Complete Extinction (or End of Study Edge Effect)

Whole clades might go extinct during pulsed extinctions, which ends the chance to sample subsequent successors. For example, in a phylogenetic analysis of nonavian dinosaurs or ammonites from the Cretaceous, there is no opportunity for an unsampled Maastrichtian species to leave Paleocene or Eocene species that would document that particular divergence. Therefore, divergences that are not sampled in the Maastrichtian are never sampled. This has strong effects on branch durations. Even if λ, μ, and ψ are static before the extinction event, Φ declines markedly before the extinction (Fig. 8F). Because divergences generating sampled sister taxa become rarer (Fig. 9F), expected branch durations increase as taxon first appearances approach the extinction (Figs. 10F, 11F).

The effect of ψ on Φ and expected sampled sister taxa seen for elevated extinction rates above becomes even more pronounced given total extinction. Under high ψ, Φ begins to decline notably only about 1.5 intervals (= 1.5 times the average species duration) before the extinction. However, at the lowest ψ, Φ is only half of “normal” (Fig. 8F vs. 8A) six intervals (again, six times the average species duration) before the extinction. We see a corresponding effect on expected branch durations (Fig. 11F). When ψ is high, E[d] is low until just before the extinction: even though we have little chance of sampling late divergences in any way, we have a high probability of sampling the predecessors of those late-appearing species that we do sample. When ψ is low and we do not expect to sample many direct predecessors, E[d] just before the extinction can be nearly twice E[d] under the same “normal” diversification and sampling rates (Fig. 11E vs. 11A), simply because of our inability to sample survivors of the extinction.

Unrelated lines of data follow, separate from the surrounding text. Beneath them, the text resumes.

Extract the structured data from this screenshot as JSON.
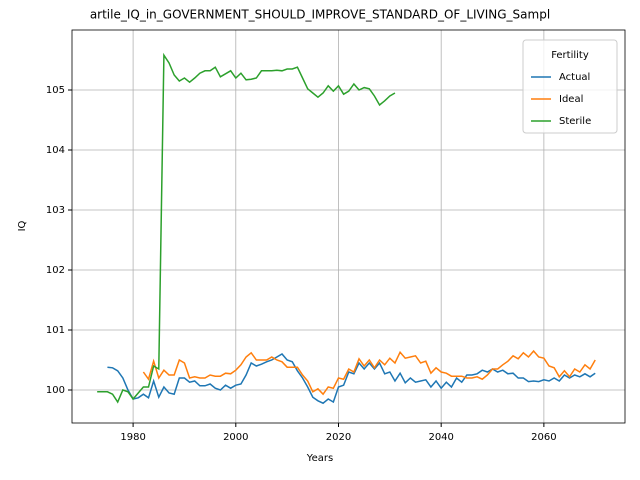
{
  "chart_data": {
    "type": "line",
    "title": "artile_IQ_in_GOVERNMENT_SHOULD_IMPROVE_STANDARD_OF_LIVING_Sampl",
    "xlabel": "Years",
    "ylabel": "IQ",
    "x": [
      1973,
      1974,
      1975,
      1976,
      1977,
      1978,
      1979,
      1980,
      1981,
      1982,
      1983,
      1984,
      1985,
      1986,
      1987,
      1988,
      1989,
      1990,
      1991,
      1992,
      1993,
      1994,
      1995,
      1996,
      1997,
      1998,
      1999,
      2000,
      2001,
      2002,
      2003,
      2004,
      2005,
      2006,
      2007,
      2008,
      2009,
      2010,
      2011,
      2012,
      2013,
      2014,
      2015,
      2016,
      2017,
      2018,
      2019,
      2020,
      2021,
      2022,
      2023,
      2024,
      2025,
      2026,
      2027,
      2028,
      2029,
      2030,
      2031,
      2032,
      2033,
      2034,
      2035,
      2036,
      2037,
      2038,
      2039,
      2040,
      2041,
      2042,
      2043,
      2044,
      2045,
      2046,
      2047,
      2048,
      2049,
      2050,
      2051,
      2052,
      2053,
      2054,
      2055,
      2056,
      2057,
      2058,
      2059,
      2060,
      2061,
      2062,
      2063,
      2064,
      2065,
      2066,
      2067,
      2068,
      2069,
      2070
    ],
    "series": [
      {
        "name": "Actual",
        "color": "#1f77b4",
        "values": [
          null,
          null,
          100.38,
          100.37,
          100.32,
          100.2,
          100.0,
          99.85,
          99.87,
          99.93,
          99.87,
          100.15,
          99.88,
          100.05,
          99.95,
          99.93,
          100.2,
          100.2,
          100.13,
          100.15,
          100.07,
          100.07,
          100.1,
          100.03,
          100.0,
          100.08,
          100.03,
          100.08,
          100.1,
          100.25,
          100.45,
          100.4,
          100.43,
          100.47,
          100.5,
          100.55,
          100.6,
          100.5,
          100.47,
          100.32,
          100.2,
          100.05,
          99.88,
          99.82,
          99.78,
          99.85,
          99.8,
          100.05,
          100.08,
          100.3,
          100.27,
          100.45,
          100.35,
          100.45,
          100.35,
          100.45,
          100.27,
          100.3,
          100.15,
          100.28,
          100.12,
          100.2,
          100.13,
          100.15,
          100.17,
          100.05,
          100.15,
          100.03,
          100.13,
          100.05,
          100.2,
          100.13,
          100.25,
          100.25,
          100.27,
          100.33,
          100.3,
          100.35,
          100.3,
          100.33,
          100.27,
          100.28,
          100.2,
          100.2,
          100.14,
          100.15,
          100.14,
          100.17,
          100.15,
          100.2,
          100.15,
          100.25,
          100.2,
          100.25,
          100.22,
          100.27,
          100.22,
          100.28
        ]
      },
      {
        "name": "Ideal",
        "color": "#ff7f0e",
        "values": [
          null,
          null,
          null,
          null,
          null,
          null,
          null,
          null,
          null,
          100.3,
          100.18,
          100.48,
          100.2,
          100.33,
          100.25,
          100.25,
          100.5,
          100.45,
          100.2,
          100.22,
          100.2,
          100.2,
          100.25,
          100.23,
          100.23,
          100.28,
          100.27,
          100.33,
          100.42,
          100.55,
          100.62,
          100.5,
          100.5,
          100.5,
          100.55,
          100.5,
          100.47,
          100.38,
          100.38,
          100.38,
          100.25,
          100.15,
          99.97,
          100.02,
          99.93,
          100.05,
          100.03,
          100.2,
          100.18,
          100.35,
          100.3,
          100.52,
          100.4,
          100.5,
          100.37,
          100.5,
          100.42,
          100.53,
          100.45,
          100.63,
          100.53,
          100.55,
          100.57,
          100.45,
          100.48,
          100.28,
          100.37,
          100.3,
          100.28,
          100.23,
          100.23,
          100.23,
          100.2,
          100.2,
          100.22,
          100.18,
          100.25,
          100.35,
          100.35,
          100.42,
          100.48,
          100.57,
          100.52,
          100.62,
          100.55,
          100.65,
          100.55,
          100.53,
          100.4,
          100.37,
          100.22,
          100.32,
          100.22,
          100.35,
          100.3,
          100.42,
          100.35,
          100.5
        ]
      },
      {
        "name": "Sterile",
        "color": "#2ca02c",
        "values": [
          99.97,
          99.97,
          99.97,
          99.93,
          99.8,
          100.0,
          99.97,
          99.85,
          99.95,
          100.05,
          100.05,
          100.4,
          100.35,
          105.58,
          105.45,
          105.25,
          105.15,
          105.2,
          105.13,
          105.2,
          105.28,
          105.32,
          105.32,
          105.38,
          105.22,
          105.27,
          105.32,
          105.2,
          105.28,
          105.17,
          105.18,
          105.2,
          105.32,
          105.32,
          105.32,
          105.33,
          105.32,
          105.35,
          105.35,
          105.38,
          105.2,
          105.02,
          104.95,
          104.88,
          104.95,
          105.07,
          104.98,
          105.07,
          104.93,
          104.98,
          105.1,
          105.0,
          105.04,
          105.02,
          104.9,
          104.75,
          104.82,
          104.9,
          104.95,
          null,
          null,
          null,
          null,
          null,
          null,
          null,
          null,
          null,
          null,
          null,
          null,
          null,
          null,
          null,
          null,
          null,
          null,
          null,
          null,
          null,
          null,
          null,
          null,
          null,
          null,
          null,
          null,
          null,
          null,
          null,
          null,
          null,
          null,
          null,
          null,
          null,
          null,
          null
        ]
      }
    ],
    "xlim": [
      1968.1,
      2075.8
    ],
    "ylim": [
      99.45,
      106.0
    ],
    "xticks": [
      1980,
      2000,
      2020,
      2040,
      2060
    ],
    "yticks": [
      100,
      101,
      102,
      103,
      104,
      105
    ],
    "grid": true,
    "legend_title": "Fertility",
    "legend": "upper right"
  }
}
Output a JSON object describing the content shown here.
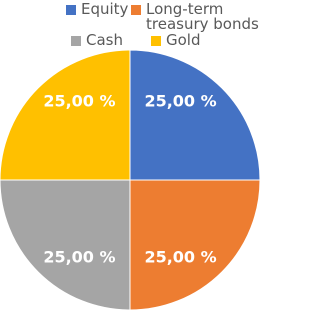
{
  "chart_data": {
    "type": "pie",
    "categories": [
      "Equity",
      "Long-term treasury bonds",
      "Cash",
      "Gold"
    ],
    "values": [
      25,
      25,
      25,
      25
    ],
    "value_labels": [
      "25,00 %",
      "25,00 %",
      "25,00 %",
      "25,00 %"
    ],
    "colors": [
      "#4472c4",
      "#ed7d31",
      "#a5a5a5",
      "#ffc000"
    ],
    "legend": "top"
  }
}
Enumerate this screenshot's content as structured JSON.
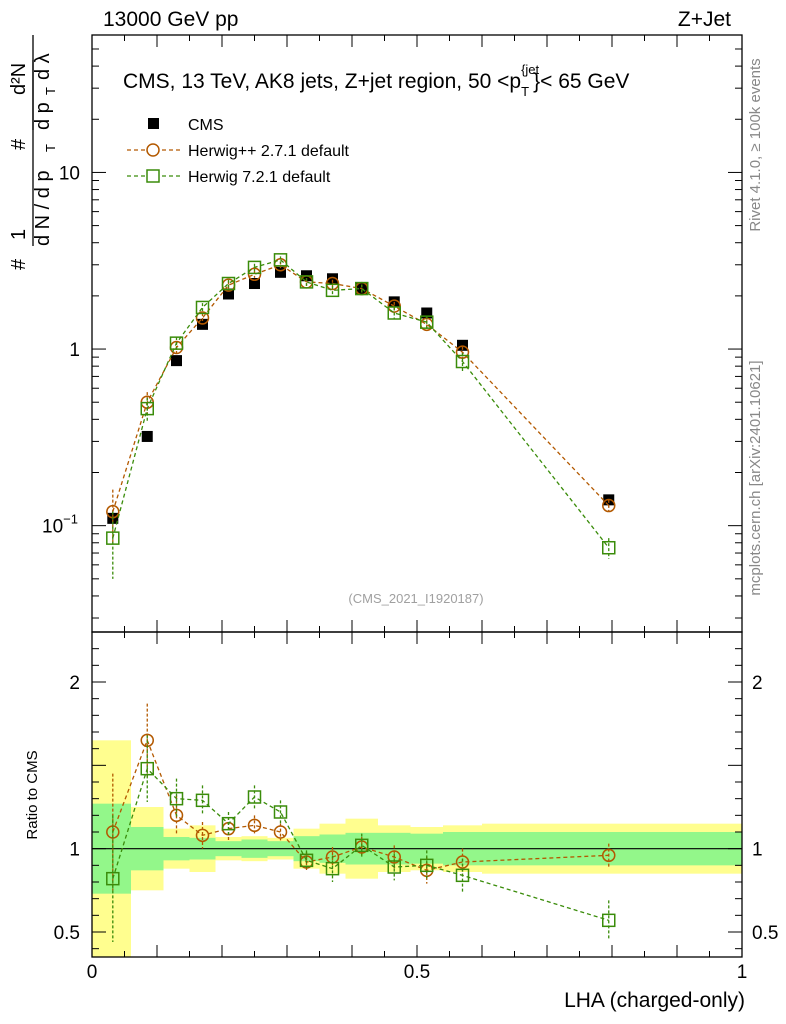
{
  "header": {
    "energy": "13000 GeV pp",
    "process": "Z+Jet"
  },
  "side_labels": {
    "rivet": "Rivet 4.1.0, ≥ 100k events",
    "mcplots": "mcplots.cern.ch [arXiv:2401.10621]"
  },
  "chart_data": {
    "type": "scatter",
    "title": "CMS, 13 TeV, AK8 jets, Z+jet region, 50 <p_T^{jet}< 65 GeV",
    "title_text": {
      "part1": "CMS, 13 TeV, AK8 jets, Z+jet region, 50 <p",
      "sup": "{jet",
      "sub": "T",
      "part2": "}< 65 GeV"
    },
    "analysis_id": "(CMS_2021_I1920187)",
    "xlabel": "LHA (charged-only)",
    "ylabel": "1/dN/dp_T d²N/dp_T dλ",
    "ylabel_parts": {
      "hash": "#",
      "one": "1",
      "dN": "d N / d p",
      "T": "T",
      "d2N": "d²N",
      "dpT": "d p",
      "dlam": "d λ"
    },
    "ratio_ylabel": "Ratio to CMS",
    "xlim": [
      0,
      1
    ],
    "ylim": [
      0.025,
      60
    ],
    "yscale": "log",
    "ratio_ylim": [
      0.35,
      2.3
    ],
    "x_ticks": [
      {
        "value": 0,
        "label": "0"
      },
      {
        "value": 0.5,
        "label": "0.5"
      },
      {
        "value": 1,
        "label": "1"
      }
    ],
    "y_ticks": [
      {
        "value": 0.1,
        "base": "10",
        "exp": "−1"
      },
      {
        "value": 1,
        "label": "1"
      },
      {
        "value": 10,
        "label": "10"
      }
    ],
    "ratio_ticks": [
      {
        "value": 0.5,
        "label": "0.5"
      },
      {
        "value": 1,
        "label": "1"
      },
      {
        "value": 2,
        "label": "2"
      }
    ],
    "x": [
      0.032,
      0.085,
      0.13,
      0.17,
      0.21,
      0.25,
      0.29,
      0.33,
      0.37,
      0.415,
      0.465,
      0.515,
      0.57,
      0.795
    ],
    "bin_edges": [
      0,
      0.06,
      0.11,
      0.15,
      0.19,
      0.23,
      0.27,
      0.31,
      0.35,
      0.39,
      0.44,
      0.49,
      0.54,
      0.6,
      1.0
    ],
    "cms_band_inner": [
      0.27,
      0.13,
      0.07,
      0.065,
      0.045,
      0.055,
      0.045,
      0.075,
      0.085,
      0.095,
      0.095,
      0.09,
      0.1,
      0.1
    ],
    "cms_band_outer": [
      0.65,
      0.25,
      0.12,
      0.14,
      0.07,
      0.075,
      0.065,
      0.12,
      0.15,
      0.18,
      0.14,
      0.13,
      0.14,
      0.15
    ],
    "series": [
      {
        "name": "CMS",
        "marker": "filled-square",
        "color": "#000000",
        "values": [
          0.11,
          0.32,
          0.86,
          1.38,
          2.05,
          2.35,
          2.72,
          2.6,
          2.5,
          2.2,
          1.85,
          1.6,
          1.05,
          0.14
        ]
      },
      {
        "name": "Herwig++ 2.7.1 default",
        "marker": "open-circle",
        "color": "#b35900",
        "values": [
          0.12,
          0.5,
          1.02,
          1.5,
          2.3,
          2.65,
          3.0,
          2.4,
          2.35,
          2.2,
          1.75,
          1.38,
          0.96,
          0.13
        ],
        "errors": [
          0.04,
          0.07,
          0.09,
          0.1,
          0.12,
          0.12,
          0.13,
          0.12,
          0.12,
          0.12,
          0.1,
          0.09,
          0.07,
          0.01
        ],
        "ratio": [
          1.1,
          1.65,
          1.2,
          1.08,
          1.12,
          1.14,
          1.1,
          0.92,
          0.95,
          1.01,
          0.95,
          0.87,
          0.92,
          0.96
        ],
        "ratio_errors": [
          0.35,
          0.22,
          0.12,
          0.08,
          0.07,
          0.06,
          0.05,
          0.06,
          0.06,
          0.06,
          0.07,
          0.08,
          0.08,
          0.07
        ]
      },
      {
        "name": "Herwig 7.2.1 default",
        "marker": "open-square",
        "color": "#3a8c0a",
        "values": [
          0.085,
          0.46,
          1.08,
          1.72,
          2.35,
          2.9,
          3.2,
          2.4,
          2.15,
          2.2,
          1.6,
          1.42,
          0.85,
          0.075
        ],
        "errors": [
          0.035,
          0.07,
          0.09,
          0.1,
          0.12,
          0.14,
          0.15,
          0.12,
          0.12,
          0.12,
          0.12,
          0.12,
          0.1,
          0.01
        ],
        "ratio": [
          0.82,
          1.48,
          1.3,
          1.29,
          1.15,
          1.31,
          1.22,
          0.93,
          0.88,
          1.02,
          0.89,
          0.9,
          0.84,
          0.57
        ],
        "ratio_errors": [
          0.38,
          0.2,
          0.12,
          0.09,
          0.07,
          0.07,
          0.07,
          0.06,
          0.08,
          0.07,
          0.08,
          0.09,
          0.1,
          0.12
        ]
      }
    ]
  }
}
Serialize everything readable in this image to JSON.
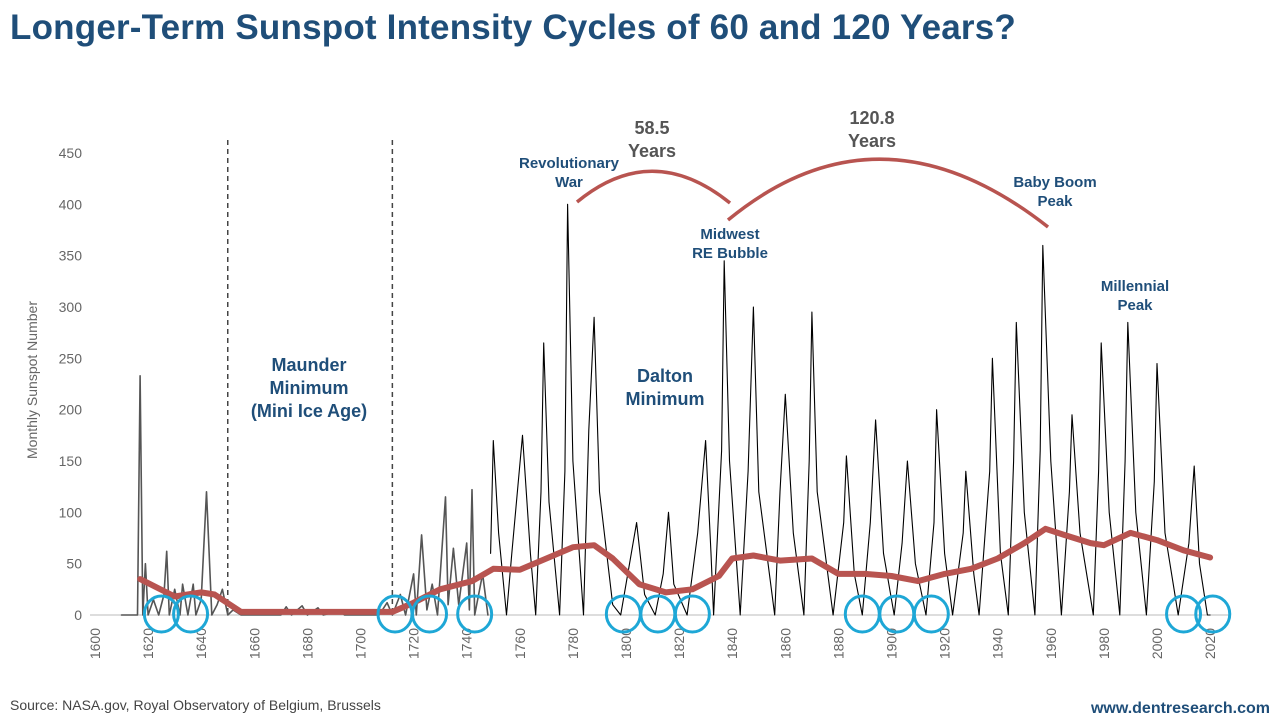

The sudden extinction scenario here is the same as edge effect that excluding post-Katian species induces on the expected branch durations for an analysis of pre-Hirnantian gastropods only. As also noted earlier, this edge effect can be seen in Table 2. At the two lowest sampling levels, median Φ given homogeneous λ, μ, and ψ is lower when we allow for temporal variation than when we do not. At the second-lowest level (where we expect to sample about 3% of taxa), Φ_i drops below the “global” estimate over 18 intervals before the end of the calculations. At the lowest ψ, Φ_i is less than the estimates assuming constant diversification and sampling at least 30 intervals before the conclusion.